Directed by: Bryan Singer
Cast: Hugh Jackman (Wolverine), Patrick Stewart (Professor Xavier), Anna Paquin (Rogue)

During the promotional circus for the first X-Men movie, director Bryan Singer stated that his approach to the script wasn’t to make the film about a whole group of mutants, but to concentrate on one character – Wolverine – and tell his story. With X-Men 2, he ignores his own advice. And he gets away with it.

This time around, the roll call of graduates and students at Professor Charles Xavier’s School for Gifted Youngsters (a euphemism for mutant superheroes) is expanded massively, while characters who only cameoed last time get promoted to a very crowded centre stage. So, as well as Wolverine’s voyage of self-discovery, we get Magneto’s escape from his plastic prison, Jean Grey trying to cope with telekinetic powers that are growing exponentially, and the introduction of teleporting Teutonic Nightcrawler.

There’s also the defection of Pyro to Magneto’s Brotherhood of Evil Mutants, Iceman coming out as a mutant to his parents, and General William Stryker – the guy in charge of the project that created Wolverine and other enhanced mutant hybrids such as Lady Deathstrike – with his plans to wipe out mutantkind. Any one of these strands would provide M Night Shyamalan with enough material to create an entire trilogy.

It’s amazing, then, that X2 isn’t a confused mess. On the contrary, it’s amazingly focused. The characters are fleshed out in deft, economic strokes, while the plots intertwine effortlessly. It’s witty, sharp, action-packed, touching, and visually stunning; every scene – heck, every frame – demands your attention.

It is a shame, though, that the movie opens with its best sequence – Nightcrawler’s audacious attack on the President in the White House is a breathtaking combination of fight choreography, stunts and effects. While later action setpieces (particularly Magneto’s extraordinary escape from his plastic prison) are still impressive, nothing else matches the sheer comic book energy that explodes from X2’s curtain-raiser. And the overwrought plotting does claim casualties: Professor X, Cyclops and Storm, despite ample screen time, don’t progress as characters.

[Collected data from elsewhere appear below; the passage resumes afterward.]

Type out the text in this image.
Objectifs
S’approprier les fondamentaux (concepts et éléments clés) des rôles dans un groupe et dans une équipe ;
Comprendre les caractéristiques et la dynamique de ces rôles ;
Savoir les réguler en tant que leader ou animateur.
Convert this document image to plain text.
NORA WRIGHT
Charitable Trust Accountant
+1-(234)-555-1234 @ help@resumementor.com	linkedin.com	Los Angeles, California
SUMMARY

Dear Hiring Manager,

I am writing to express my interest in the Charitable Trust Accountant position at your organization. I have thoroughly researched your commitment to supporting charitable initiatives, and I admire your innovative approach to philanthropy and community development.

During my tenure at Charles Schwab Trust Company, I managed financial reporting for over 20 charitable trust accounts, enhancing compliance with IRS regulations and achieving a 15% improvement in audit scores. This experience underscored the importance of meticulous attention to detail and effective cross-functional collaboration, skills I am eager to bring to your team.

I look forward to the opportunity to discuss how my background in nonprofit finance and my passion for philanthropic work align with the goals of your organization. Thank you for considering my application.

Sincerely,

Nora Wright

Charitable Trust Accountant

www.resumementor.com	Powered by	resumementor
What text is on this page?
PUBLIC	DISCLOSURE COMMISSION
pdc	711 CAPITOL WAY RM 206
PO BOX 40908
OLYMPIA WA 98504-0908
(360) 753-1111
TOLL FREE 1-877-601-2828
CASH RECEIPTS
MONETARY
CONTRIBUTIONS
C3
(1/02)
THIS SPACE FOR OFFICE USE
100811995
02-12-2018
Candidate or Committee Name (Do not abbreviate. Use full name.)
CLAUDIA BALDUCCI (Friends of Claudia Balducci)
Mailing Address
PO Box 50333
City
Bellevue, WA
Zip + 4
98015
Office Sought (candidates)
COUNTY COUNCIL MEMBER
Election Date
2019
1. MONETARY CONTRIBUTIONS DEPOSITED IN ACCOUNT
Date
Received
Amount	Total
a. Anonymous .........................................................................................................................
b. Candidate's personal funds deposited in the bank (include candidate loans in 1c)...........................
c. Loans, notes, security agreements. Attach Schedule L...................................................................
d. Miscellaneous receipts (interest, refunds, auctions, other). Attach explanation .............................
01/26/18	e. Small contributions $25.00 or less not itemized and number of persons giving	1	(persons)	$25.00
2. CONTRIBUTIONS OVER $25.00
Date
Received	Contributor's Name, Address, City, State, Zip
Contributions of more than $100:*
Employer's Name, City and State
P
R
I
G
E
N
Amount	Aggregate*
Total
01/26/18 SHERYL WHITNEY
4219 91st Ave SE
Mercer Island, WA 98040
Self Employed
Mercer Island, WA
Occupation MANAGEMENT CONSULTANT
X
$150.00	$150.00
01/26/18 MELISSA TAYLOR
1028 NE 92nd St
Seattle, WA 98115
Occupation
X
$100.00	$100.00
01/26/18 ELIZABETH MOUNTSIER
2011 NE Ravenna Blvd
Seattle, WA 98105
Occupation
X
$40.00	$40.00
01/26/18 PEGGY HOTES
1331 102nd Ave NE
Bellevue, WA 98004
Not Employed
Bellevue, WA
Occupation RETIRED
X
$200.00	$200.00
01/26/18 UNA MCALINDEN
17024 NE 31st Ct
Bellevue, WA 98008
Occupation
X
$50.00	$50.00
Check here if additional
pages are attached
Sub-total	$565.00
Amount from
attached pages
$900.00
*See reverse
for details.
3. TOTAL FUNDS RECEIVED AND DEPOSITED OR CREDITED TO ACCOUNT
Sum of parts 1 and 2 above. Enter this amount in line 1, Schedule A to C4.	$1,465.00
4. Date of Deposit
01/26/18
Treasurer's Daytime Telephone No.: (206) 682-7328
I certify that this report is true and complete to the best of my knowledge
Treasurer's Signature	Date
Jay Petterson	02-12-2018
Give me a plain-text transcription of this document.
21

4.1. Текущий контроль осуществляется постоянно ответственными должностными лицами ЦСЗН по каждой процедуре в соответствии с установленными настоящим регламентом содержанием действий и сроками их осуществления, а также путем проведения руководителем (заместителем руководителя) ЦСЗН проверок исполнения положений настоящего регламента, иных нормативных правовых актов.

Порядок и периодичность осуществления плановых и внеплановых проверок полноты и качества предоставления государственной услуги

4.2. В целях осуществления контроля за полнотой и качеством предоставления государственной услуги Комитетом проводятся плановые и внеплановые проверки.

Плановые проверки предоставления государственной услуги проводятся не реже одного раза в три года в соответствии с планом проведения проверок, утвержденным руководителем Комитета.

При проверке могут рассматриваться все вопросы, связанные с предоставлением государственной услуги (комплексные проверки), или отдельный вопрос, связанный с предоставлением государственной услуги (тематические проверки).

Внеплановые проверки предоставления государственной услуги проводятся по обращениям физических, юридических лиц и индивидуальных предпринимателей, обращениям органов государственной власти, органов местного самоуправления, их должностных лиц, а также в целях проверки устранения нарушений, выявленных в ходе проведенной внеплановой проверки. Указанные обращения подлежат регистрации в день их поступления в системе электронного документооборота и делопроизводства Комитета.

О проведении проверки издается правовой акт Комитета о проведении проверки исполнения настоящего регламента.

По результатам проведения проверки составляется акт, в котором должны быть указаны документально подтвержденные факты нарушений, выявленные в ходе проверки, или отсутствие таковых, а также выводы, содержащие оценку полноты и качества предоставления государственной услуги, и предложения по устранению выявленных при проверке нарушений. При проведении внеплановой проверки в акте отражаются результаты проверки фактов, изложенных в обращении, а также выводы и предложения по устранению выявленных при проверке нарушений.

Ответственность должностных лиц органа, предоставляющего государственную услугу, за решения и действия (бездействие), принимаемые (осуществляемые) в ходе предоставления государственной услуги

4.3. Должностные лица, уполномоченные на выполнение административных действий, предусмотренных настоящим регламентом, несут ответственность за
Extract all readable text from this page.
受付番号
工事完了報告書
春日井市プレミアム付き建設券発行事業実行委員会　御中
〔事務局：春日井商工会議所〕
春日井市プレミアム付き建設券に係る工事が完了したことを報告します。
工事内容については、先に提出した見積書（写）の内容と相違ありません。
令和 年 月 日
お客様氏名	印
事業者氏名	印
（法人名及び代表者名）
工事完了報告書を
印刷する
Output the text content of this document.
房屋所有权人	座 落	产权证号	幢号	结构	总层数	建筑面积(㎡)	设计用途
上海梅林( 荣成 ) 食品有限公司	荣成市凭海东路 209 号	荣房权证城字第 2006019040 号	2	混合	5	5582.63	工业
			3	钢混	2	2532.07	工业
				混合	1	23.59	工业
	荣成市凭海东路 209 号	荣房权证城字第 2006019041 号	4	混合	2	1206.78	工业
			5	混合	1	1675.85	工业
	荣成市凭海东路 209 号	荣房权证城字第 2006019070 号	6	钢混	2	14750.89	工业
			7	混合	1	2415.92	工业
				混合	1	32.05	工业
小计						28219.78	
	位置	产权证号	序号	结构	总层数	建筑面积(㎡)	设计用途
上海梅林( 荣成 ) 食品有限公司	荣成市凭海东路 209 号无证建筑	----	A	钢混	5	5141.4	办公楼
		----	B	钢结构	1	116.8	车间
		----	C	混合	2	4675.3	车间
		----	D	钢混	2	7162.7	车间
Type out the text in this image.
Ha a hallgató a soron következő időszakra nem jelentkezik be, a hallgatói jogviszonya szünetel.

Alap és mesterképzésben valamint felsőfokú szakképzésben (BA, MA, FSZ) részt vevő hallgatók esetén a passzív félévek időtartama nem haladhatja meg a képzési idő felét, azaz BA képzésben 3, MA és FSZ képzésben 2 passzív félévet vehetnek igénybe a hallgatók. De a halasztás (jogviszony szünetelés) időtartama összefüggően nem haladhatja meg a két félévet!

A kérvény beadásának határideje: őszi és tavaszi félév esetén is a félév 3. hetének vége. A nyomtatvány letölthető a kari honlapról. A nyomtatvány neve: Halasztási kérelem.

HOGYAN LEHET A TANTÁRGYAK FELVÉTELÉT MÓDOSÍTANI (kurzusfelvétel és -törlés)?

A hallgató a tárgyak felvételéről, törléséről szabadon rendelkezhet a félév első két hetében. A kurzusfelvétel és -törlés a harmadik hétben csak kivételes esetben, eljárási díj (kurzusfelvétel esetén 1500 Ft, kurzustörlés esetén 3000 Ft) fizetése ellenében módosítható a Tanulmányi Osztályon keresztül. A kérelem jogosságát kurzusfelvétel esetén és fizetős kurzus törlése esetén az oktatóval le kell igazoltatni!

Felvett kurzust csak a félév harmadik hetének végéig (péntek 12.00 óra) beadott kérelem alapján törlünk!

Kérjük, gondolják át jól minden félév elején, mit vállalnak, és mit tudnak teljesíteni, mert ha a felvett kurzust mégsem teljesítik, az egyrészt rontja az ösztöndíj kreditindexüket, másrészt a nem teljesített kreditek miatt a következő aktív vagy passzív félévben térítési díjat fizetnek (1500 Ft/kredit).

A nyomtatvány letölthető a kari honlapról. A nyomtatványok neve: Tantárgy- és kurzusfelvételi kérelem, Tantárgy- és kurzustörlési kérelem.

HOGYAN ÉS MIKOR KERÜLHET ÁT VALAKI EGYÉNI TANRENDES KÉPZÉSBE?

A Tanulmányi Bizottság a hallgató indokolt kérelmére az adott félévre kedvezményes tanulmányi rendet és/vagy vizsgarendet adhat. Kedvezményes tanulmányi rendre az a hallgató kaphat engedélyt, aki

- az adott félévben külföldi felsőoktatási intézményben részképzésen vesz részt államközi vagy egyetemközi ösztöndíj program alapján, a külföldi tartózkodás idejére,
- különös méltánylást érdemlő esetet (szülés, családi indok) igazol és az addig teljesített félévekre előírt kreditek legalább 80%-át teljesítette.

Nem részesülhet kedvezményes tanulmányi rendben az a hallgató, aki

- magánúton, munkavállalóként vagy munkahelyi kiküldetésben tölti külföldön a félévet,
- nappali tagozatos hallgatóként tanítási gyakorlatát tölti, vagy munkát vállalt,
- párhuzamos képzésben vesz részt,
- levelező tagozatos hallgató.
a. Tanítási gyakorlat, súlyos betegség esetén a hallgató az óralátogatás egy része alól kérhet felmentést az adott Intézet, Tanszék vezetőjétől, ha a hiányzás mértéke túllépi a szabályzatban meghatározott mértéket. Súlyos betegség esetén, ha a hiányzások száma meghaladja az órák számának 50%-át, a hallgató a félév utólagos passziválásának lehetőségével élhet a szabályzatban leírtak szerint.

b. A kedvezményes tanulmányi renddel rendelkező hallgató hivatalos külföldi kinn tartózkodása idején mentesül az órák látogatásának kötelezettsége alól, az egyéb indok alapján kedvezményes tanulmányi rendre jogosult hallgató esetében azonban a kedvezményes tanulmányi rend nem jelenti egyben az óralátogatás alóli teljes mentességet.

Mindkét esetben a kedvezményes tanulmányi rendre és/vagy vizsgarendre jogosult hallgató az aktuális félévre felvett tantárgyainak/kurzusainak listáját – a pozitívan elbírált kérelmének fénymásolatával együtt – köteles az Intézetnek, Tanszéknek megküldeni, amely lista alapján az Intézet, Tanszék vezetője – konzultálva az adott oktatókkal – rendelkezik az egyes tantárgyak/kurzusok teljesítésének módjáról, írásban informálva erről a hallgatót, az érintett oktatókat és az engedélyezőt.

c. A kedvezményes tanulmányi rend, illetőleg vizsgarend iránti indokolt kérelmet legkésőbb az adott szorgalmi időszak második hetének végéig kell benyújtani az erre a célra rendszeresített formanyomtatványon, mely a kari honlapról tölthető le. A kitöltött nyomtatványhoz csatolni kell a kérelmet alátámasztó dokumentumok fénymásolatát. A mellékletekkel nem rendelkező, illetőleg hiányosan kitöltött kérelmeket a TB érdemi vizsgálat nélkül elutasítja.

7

You’re more than ready to forgive the movie such lapses, though, because there’s so much to enjoy. And if you’re a comics fan (the litmus test being quite how excited you get by that shape under the water in the final shot), with the power of your freeze frame button you can now have even more fun playing spot the references, and trying to work out which X-Men the kids at the school are going to grow up to be.